Pickled, preserved, fermented and frozen are all great, but I’ve been waiting since last August to make a fresh version of the dish that inspired my site. And I’m similarly excited by the fresh fruits and veggies in my CSA boxes each May through December.
It’s impossible to experience the flavor of a fresh ramp once it’s been pickled. It’s something else. So while ramp season is happening (and that time is now), embrace it and enjoy it. Same goes for peaches, tomatoes, corn and eventually pumpkins. To appreciate freshness, you have to strike while the iron is hot. So yeah, here’s how I do it fresh.

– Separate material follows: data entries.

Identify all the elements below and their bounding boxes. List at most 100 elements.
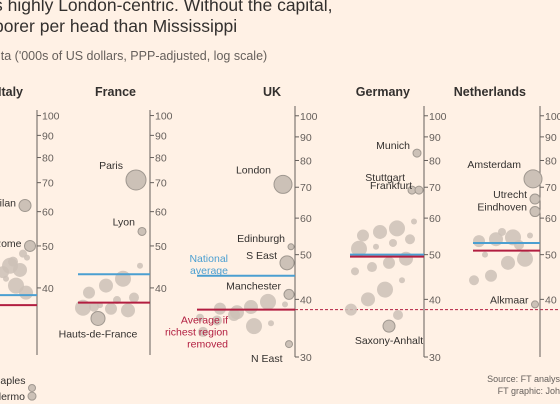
region-bubble-labelled — [523, 169, 543, 189]
region-bubble-labelled — [273, 174, 293, 194]
chart-subtitle: ita ('000s of US dollars, PPP-adjusted, … — [0, 49, 268, 63]
region-bubble — [282, 301, 288, 308]
y-tick-label: 70 — [429, 182, 441, 194]
region-bubble — [115, 270, 131, 287]
panel-uk: UK 30 40 50 60 70 80 90 100 London Edinburgh S East… — [165, 85, 318, 365]
region-bubble — [399, 277, 405, 284]
y-tick-label: 50 — [429, 250, 441, 262]
source-note: FT graphic: Joh — [498, 386, 560, 396]
region-bubble-labelled — [529, 193, 541, 205]
region-bubble — [121, 303, 135, 318]
region-bubble — [367, 262, 377, 273]
panel-germany: Germany 30 40 50 60 70 80 90 100 Munich StuttgartF… — [345, 85, 447, 364]
region-bubble-labelled — [287, 243, 295, 251]
y-tick-label: 70 — [545, 182, 557, 194]
region-bubble — [517, 250, 533, 267]
region-bubble — [89, 301, 99, 312]
region-label: Saxony-Anhalt — [355, 335, 423, 347]
y-tick-label: 60 — [42, 207, 54, 219]
panel-france: France 40 50 60 70 80 90 100 Paris Lyon Hauts-de-F… — [59, 85, 173, 355]
region-bubble-labelled — [137, 226, 147, 236]
region-bubble — [389, 238, 397, 247]
region-bubble — [13, 262, 27, 277]
region-bubble — [196, 313, 204, 322]
region-label: S East — [246, 250, 277, 262]
region-bubble — [129, 292, 139, 303]
region-label: Stuttgart — [365, 172, 405, 184]
region-label: Rome — [0, 238, 22, 250]
region-bubble — [357, 229, 369, 242]
region-label: Naples — [0, 375, 26, 387]
y-tick-label: 50 — [155, 241, 167, 253]
region-bubble — [514, 239, 524, 250]
y-tick-label: 100 — [545, 111, 560, 123]
region-bubble — [214, 302, 226, 315]
y-tick-label: 60 — [300, 213, 312, 225]
y-tick-label: 80 — [545, 155, 557, 167]
region-bubble — [0, 266, 9, 279]
region-bubble — [469, 275, 479, 286]
title-line-2: porer per head than Mississippi — [0, 16, 238, 36]
region-label: Amsterdam — [467, 159, 521, 171]
y-tick-label: 40 — [155, 283, 167, 295]
region-label: Manchester — [226, 280, 281, 292]
y-tick-label: 60 — [155, 207, 167, 219]
source-note: Source: FT analys — [487, 374, 560, 384]
panel-title-germany: Germany — [356, 85, 410, 99]
panel-italy: Italy 40 50 60 70 80 90 100 Milan Rome Naples Paler… — [0, 85, 60, 403]
region-bubble — [527, 232, 533, 239]
y-tick-label: 30 — [429, 352, 441, 364]
y-tick-label: 100 — [429, 111, 447, 123]
region-bubble — [99, 278, 113, 293]
region-bubble-labelled — [24, 239, 36, 252]
region-bubble — [373, 224, 387, 239]
region-bubble — [212, 315, 222, 326]
region-bubble — [383, 256, 395, 269]
region-bubble-labelled — [531, 300, 539, 309]
region-label: London — [236, 164, 271, 176]
region-bubble — [198, 326, 208, 337]
y-tick-label: 60 — [545, 213, 557, 225]
y-tick-label: 100 — [155, 111, 173, 123]
region-bubble-labelled — [414, 185, 424, 195]
region-bubble — [260, 293, 276, 310]
y-tick-label: 90 — [155, 130, 167, 142]
region-bubble — [345, 303, 357, 316]
y-tick-label: 70 — [42, 178, 54, 190]
y-tick-label: 90 — [42, 130, 54, 142]
region-bubble-labelled — [283, 288, 295, 300]
y-tick-label: 40 — [429, 294, 441, 306]
region-bubble-labelled — [27, 391, 37, 401]
region-bubble — [75, 299, 91, 316]
panel-title-uk: UK — [263, 85, 281, 99]
panel-title-france: France — [95, 85, 136, 99]
region-bubble-labelled — [18, 198, 32, 212]
y-tick-label: 100 — [42, 111, 60, 123]
y-tick-label: 40 — [545, 294, 557, 306]
region-label: Eindhoven — [477, 202, 527, 214]
region-bubble — [361, 292, 375, 307]
y-tick-label: 40 — [42, 283, 54, 295]
y-tick-label: 90 — [300, 132, 312, 144]
region-label: Frankfurt — [370, 180, 412, 192]
region-bubble — [485, 269, 497, 282]
annotation-national-average: National — [189, 253, 228, 265]
region-bubble — [8, 256, 18, 267]
region-bubble — [351, 267, 359, 276]
region-label: N East — [251, 353, 283, 365]
region-bubble-labelled — [125, 169, 147, 191]
region-label: Lyon — [113, 216, 136, 228]
region-bubble — [105, 302, 117, 315]
region-bubble-labelled — [279, 255, 295, 271]
y-tick-label: 60 — [429, 213, 441, 225]
region-bubble-labelled — [412, 148, 422, 158]
region-bubble — [373, 243, 379, 250]
region-bubble — [19, 249, 27, 258]
y-tick-label: 80 — [300, 155, 312, 167]
region-bubble — [482, 251, 488, 258]
region-bubble — [246, 318, 262, 335]
y-tick-label: 80 — [155, 153, 167, 165]
region-bubble — [230, 305, 244, 320]
y-tick-label: 50 — [42, 241, 54, 253]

Fresh Ramps, Shells & Cheese
- 1 T olive oil
- 1 Lb ground lamb
- 1/2 t salt
- pepper, tt
- 1 T butter
- 1/2 t salt
- 2 bunches ramps, whites sliced on the bias, greens thinly sliced, separated
- 1 Lb sliced button mushrooms
- 1 C sauvignon blanc
- 1 Lb conchiglie giganti (giant shells)
- 1/2 C heavy cream
- 6 oz fresh sheep’s milk cheese
In a large pan set over medium-high heat, add olive oil, then brown the lamb with the salt and pepper.
Remove lamb from pan and set aside. Add butter and additional salt, then add sliced whites of the ramps and cook until translucent, 3-5 minutes.
Add mushrooms and cook until they give up their juices and brown.
Add the white wine to deglaze. Bring to a simmer. Cook until wine simmers off.
Add back the lamb.
Then stir in the shredded tops of the ramps and cook until wilted. Remove from heat.
Meanwhile, as the lamb cooks, prepare the giant shells to al dente, according to package directions. Reserve 1/2 cup of the cooking water. Drain pasta into a colander.
In the same (still-hot) pan that you cooked the pasta, combine cream and sheep’s milk cheese. Whisk to combine, then whisk in reserved pasta cooking water.
Whisk until super smooth.
Add pasta and toss to coat.
Top with the lamb mixture and serve.
Now is the time, folks. It’s the season for tender spring veggies. It’s the season for fresh. Go get some!